Sets: 4 Reps: 10-12 Rest: 30sec
Focus: Hamstrings, glutes and lower back.
How to do it:
- Stand with your feet shoulder-width apart with a kettlebell on the floor between your feet.
 - Keeping a small bend in your knees, hinge at your hips, keeping your back straight and shoulders back to reach down and take hold of the kettlebell with both hands.
 - Drive through your heels, squeeze your buttocks and push your hips forward to stand upright, keeping the kettlebell close to your legs throughout.
 - Lower the kettlebell back to the floor by pushing your hips back and bending your knees slightly.
 
Form tip: Push your buttocks back to feel your hamstrings (at the back of your thighs and lower buttocks) engage as you lift and lower the weight.
3. Kettlebell windmill

Sets: 4 Reps: 8 each side Rest: 30sec
Focus: Core stability, shoulder mobility and hamstring flexibility.
How to do it:
- Stand with your feet wider than shoulder-width apart, holding a light kettlebell overhead in your right hand, with the kettlebell resting on the back of your wrist and your right arm straight.
 - Look at the kettlebell and, keeping your eyes on it throughout, hinge at your hips to the left side, lowering your left hand to your left foot, or as far as your mobility allows.
 - Keep your spine straight and core engaged throughout.
 - Keep the kettlebell above you and return to standing upright.
 - Complete all the repetitions on one side, then swap sides.
 
Form tip: Keep the movement slow and controlled, and your eyes on the kettlebell.
4. Glute bridge

Sets: 4 Reps: 15-20 Rest: 30sec
Focus: Glute activation and posterior chain strength.
How to do it:
- Lie on your back with your knees bent and your feet flat on the floor hip-width apart.

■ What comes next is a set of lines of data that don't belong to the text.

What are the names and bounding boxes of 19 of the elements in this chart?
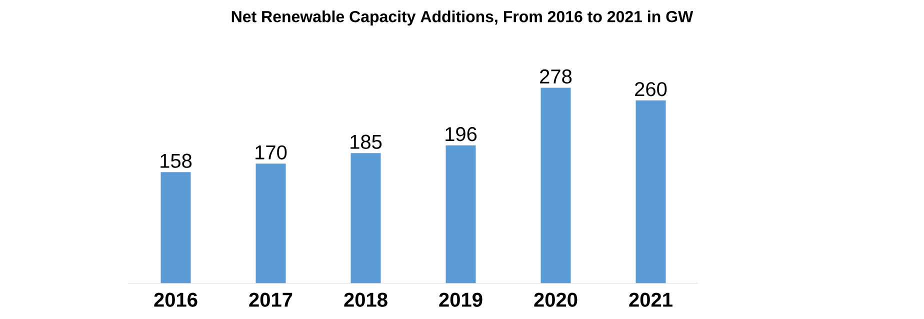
bar <box>160 172 191 284</box>
bar <box>446 145 476 284</box>
data-label: 185 <box>350 134 382 149</box>
x-tick-label: 2018 <box>344 292 388 307</box>
bar <box>350 153 381 284</box>
x-tick-label: 2019 <box>439 292 482 307</box>
data-label: 196 <box>446 127 477 142</box>
x-tick-label: 2020 <box>534 292 578 307</box>
data-label: 158 <box>160 154 192 168</box>
data-label: 278 <box>540 69 572 84</box>
chart-title: Net Renewable Capacity Additions, From 2016 to 2021 in GW <box>232 10 694 26</box>
bar <box>636 100 666 284</box>
bar <box>540 88 571 284</box>
x-tick-label: 2021 <box>629 292 672 307</box>
data-label: 260 <box>635 82 667 96</box>
x-tick-label: 2016 <box>154 292 198 307</box>
data-label: 170 <box>256 145 287 160</box>
bar <box>256 164 286 284</box>
x-tick-label: 2017 <box>249 292 292 307</box>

 - Place a kettlebell on your hips (use a pad or towel under the weight for comfort if needed).
 - Drive your hips up, squeezing your glutes, until your body forms a straight line from your shoulders to your knees.
 - Lower with control.
 
Form tip: Pause at the top of the lift to squeeze your glutes.
5. Single-arm alternating kettlebell swing

Sets: 4 Reps: 8-10 each side Rest: 60-90sec
Focus: Explosive power, grip strength and dynamic coordination.
How to do it:
- Stand with your feet shoulder-width apart with a kettlebell on the floor in between your feet.

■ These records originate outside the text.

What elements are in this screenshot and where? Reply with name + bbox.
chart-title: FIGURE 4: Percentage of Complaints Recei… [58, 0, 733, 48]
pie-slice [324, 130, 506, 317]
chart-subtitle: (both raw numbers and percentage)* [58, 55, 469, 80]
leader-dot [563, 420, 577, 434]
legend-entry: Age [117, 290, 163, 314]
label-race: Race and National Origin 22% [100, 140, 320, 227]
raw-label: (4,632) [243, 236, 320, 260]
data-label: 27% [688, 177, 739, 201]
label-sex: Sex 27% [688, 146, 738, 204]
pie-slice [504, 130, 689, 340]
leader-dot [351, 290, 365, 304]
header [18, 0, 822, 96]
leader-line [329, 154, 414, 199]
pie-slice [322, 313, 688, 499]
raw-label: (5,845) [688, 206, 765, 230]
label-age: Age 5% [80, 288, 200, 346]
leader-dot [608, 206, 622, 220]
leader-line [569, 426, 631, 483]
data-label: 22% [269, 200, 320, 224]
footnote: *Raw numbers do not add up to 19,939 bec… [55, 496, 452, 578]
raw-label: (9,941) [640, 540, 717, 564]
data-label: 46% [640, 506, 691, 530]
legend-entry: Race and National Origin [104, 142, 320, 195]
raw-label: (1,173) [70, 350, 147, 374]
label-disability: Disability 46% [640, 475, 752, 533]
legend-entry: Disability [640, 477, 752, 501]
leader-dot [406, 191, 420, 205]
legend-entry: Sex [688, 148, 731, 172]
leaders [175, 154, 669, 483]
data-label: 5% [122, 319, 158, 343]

 - With a small bend in your knees, hinge forward at your hips, keeping your back straight and shoulders back.
 - Pick up the kettlebell with one hand, swing it back through your legs, then powerfully thrust your hips forward to swing the kettlebell up to shoulder height.
 - At the top of the swing, change hands and immediately initiate the next repetition, allowing gravity to pull the kettlebell back down between your legs.
 
Form tip: Work on performing a powerful hip thrust and maintain a tight core throughout.